# Mystery snail?



## Madi92 (Feb 9, 2013)

Hi I was wondering is a mystery snail a good friend to put in a tank with a betta, and if so I was wondering how would you feed them with betas in your tank. And what are the best kinds of foods for them.

Ps what is a good feeding sceduel


----------



## Buttons000 (Feb 3, 2013)

They eat the algea that grows in your tank, so you don't really need to feed them. However I had one and it filled the tank up with snail poop. There was sooooo much from that little snail.


----------



## Otterfun (Dec 31, 2012)

Madi92 said:


> Hi I was wondering is a mystery snail a good friend to put in a tank with a betta, and if so I was wondering how would you feed them with betas in your tank. And what are the best kinds of foods for them.
> 
> Ps what is a good feeding sceduel


OK, snails eat a lot IME when they get bigger, so the algae might not sustain its growing appetite. I give him an algae wafer (broken up) once or twice a week. I also have 4 Amanos and they "steal" those wafers from the snail since they swim much faster. So if you have bottom feeders, shrimps, or other livestock, including betta, they all nibble on the algae wafer by Aqueon IME.


----------



## LadyVictorian (Nov 23, 2011)

How big is your tank? You need at least a 5 gallon for a mystery snail. They get pretty big too, larger than golfballs so honestly I wouldn't do anything under 10 gallons with them.


----------



## Otterfun (Dec 31, 2012)

LadyVictorian said:


> How big is your tank? You need at least a 5 gallon for a mystery snail. They get pretty big too, larger than golfballs so honestly I wouldn't do anything under 10 gallons with them.

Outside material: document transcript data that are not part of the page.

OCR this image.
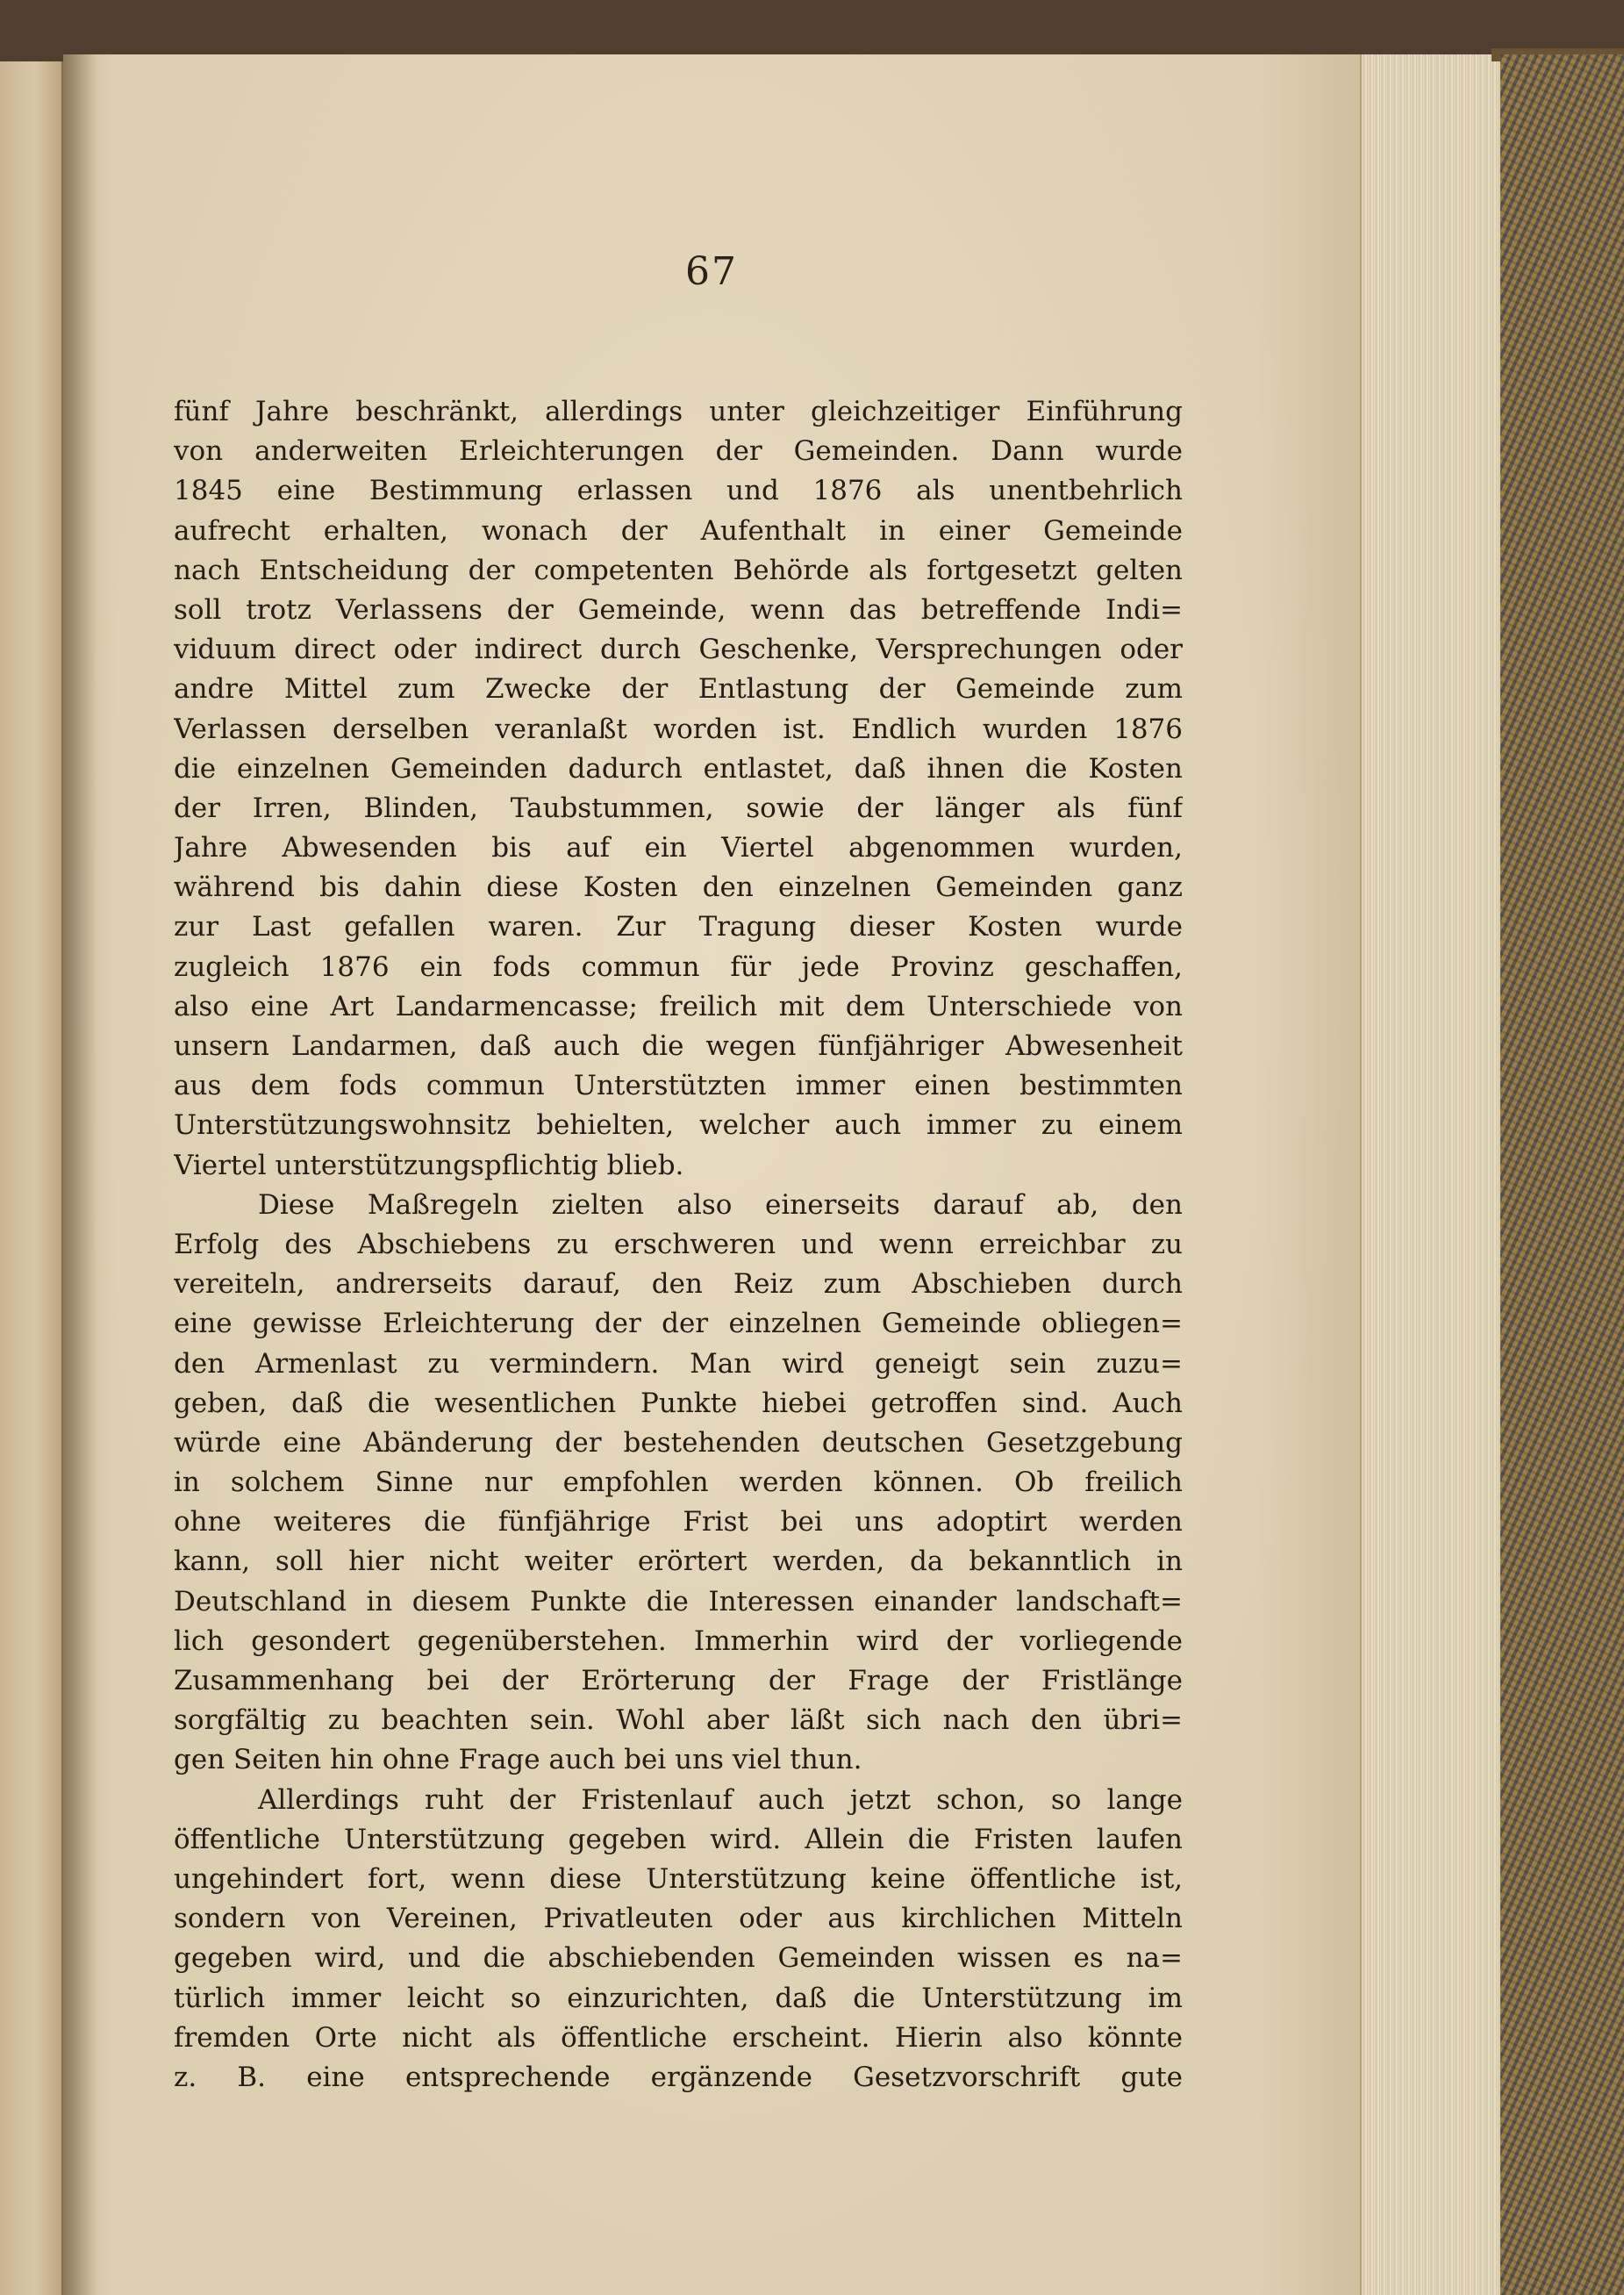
67
fünf Jahre beschränkt, allerdings unter gleichzeitiger Einführung
von anderweiten Erleichterungen der Gemeinden. Dann wurde
1845 eine Bestimmung erlassen und 1876 als unentbehrlich
aufrecht erhalten, wonach der Aufenthalt in einer Gemeinde
nach Entscheidung der competenten Behörde als fortgesetzt gelten
soll trotz Verlassens der Gemeinde, wenn das betreffende Indi=
viduum direct oder indirect durch Geschenke, Versprechungen oder
andre Mittel zum Zwecke der Entlastung der Gemeinde zum
Verlassen derselben veranlaßt worden ist. Endlich wurden 1876
die einzelnen Gemeinden dadurch entlastet, daß ihnen die Kosten
der Irren, Blinden, Taubstummen, sowie der länger als fünf
Jahre Abwesenden bis auf ein Viertel abgenommen wurden,
während bis dahin diese Kosten den einzelnen Gemeinden ganz
zur Last gefallen waren. Zur Tragung dieser Kosten wurde
zugleich 1876 ein fods commun für jede Provinz geschaffen,
also eine Art Landarmencasse; freilich mit dem Unterschiede von
unsern Landarmen, daß auch die wegen fünfjähriger Abwesenheit
aus dem fods commun Unterstützten immer einen bestimmten
Unterstützungswohnsitz behielten, welcher auch immer zu einem
Viertel unterstützungspflichtig blieb.
Diese Maßregeln zielten also einerseits darauf ab, den
Erfolg des Abschiebens zu erschweren und wenn erreichbar zu
vereiteln, andrerseits darauf, den Reiz zum Abschieben durch
eine gewisse Erleichterung der der einzelnen Gemeinde obliegen=
den Armenlast zu vermindern. Man wird geneigt sein zuzu=
geben, daß die wesentlichen Punkte hiebei getroffen sind. Auch
würde eine Abänderung der bestehenden deutschen Gesetzgebung
in solchem Sinne nur empfohlen werden können. Ob freilich
ohne weiteres die fünfjährige Frist bei uns adoptirt werden
kann, soll hier nicht weiter erörtert werden, da bekanntlich in
Deutschland in diesem Punkte die Interessen einander landschaft=
lich gesondert gegenüberstehen. Immerhin wird der vorliegende
Zusammenhang bei der Erörterung der Frage der Fristlänge
sorgfältig zu beachten sein. Wohl aber läßt sich nach den übri=
gen Seiten hin ohne Frage auch bei uns viel thun.
Allerdings ruht der Fristenlauf auch jetzt schon, so lange
öffentliche Unterstützung gegeben wird. Allein die Fristen laufen
ungehindert fort, wenn diese Unterstützung keine öffentliche ist,
sondern von Vereinen, Privatleuten oder aus kirchlichen Mitteln
gegeben wird, und die abschiebenden Gemeinden wissen es na=
türlich immer leicht so einzurichten, daß die Unterstützung im
fremden Orte nicht als öffentliche erscheint. Hierin also könnte
z. B. eine entsprechende ergänzende Gesetzvorschrift gute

5.6g filled with 5g water, hopefully, he will stop growing, right now about 1.5" diameter, another thought is to get a 10g tank


----------



## Tikibirds (May 26, 2011)

They will eat algae, decomposing plant matter, fish food, cucumbers...algae waffers


----------



## Otterfun (Dec 31, 2012)

FYI, neither snail nor shrimp will eat the #2, so you will still need to clean the tank, vacuuming or WC.


----------



## BulletToothBoris (Jan 8, 2013)

They eat dead ghost shrimp too.


----------



## acitydweller (Dec 28, 2011)

i'd say they are great tank mates with regards to being uninteresting for a betta to lash out at and they dont lay a crazy amount of eggs without a pair present but they will eat and poo a fair bit attributing to the bioload in the tank.


----------



## Otterfun (Dec 31, 2012)

Madi92 said:


> Hi I was wondering is a mystery snail a good friend to put in a tank with a betta, and if so I was wondering how would you feed them with betas in your tank. And what are the best kinds of foods for them.
> 
> Ps what is a good feeding sceduel


MS is fine with a betta in a 5g tank, they grow and 2.5g will be way too small IME. Also, they eat and mow through anything in its path, including my stem plants hygrophilia that got uprooted from the substrate and I have to stick it back into the substrate.

Any algae wafers will do IME, i use Aqueon. Like shrimps, MS also eat left over fish food. I have yet to try feeding real veg.

I feed my 4 amano shrimps and MS once every 2 days, at night before my bedtime, or so since they need to work on cleaning the tank :-D


----------



## LadyVictorian (Nov 23, 2011)

If you plant the tank by the way it will be easier upkeep with the MS. Also a fully cycled tank. My 10 gallon I pick up the gravel twice a week to get some of the poo i can find and let my live plants use the rest as fertilizer. It's been working great so far, my cycle has held and in my experience my pond snail poos more than my mystery snail.


----------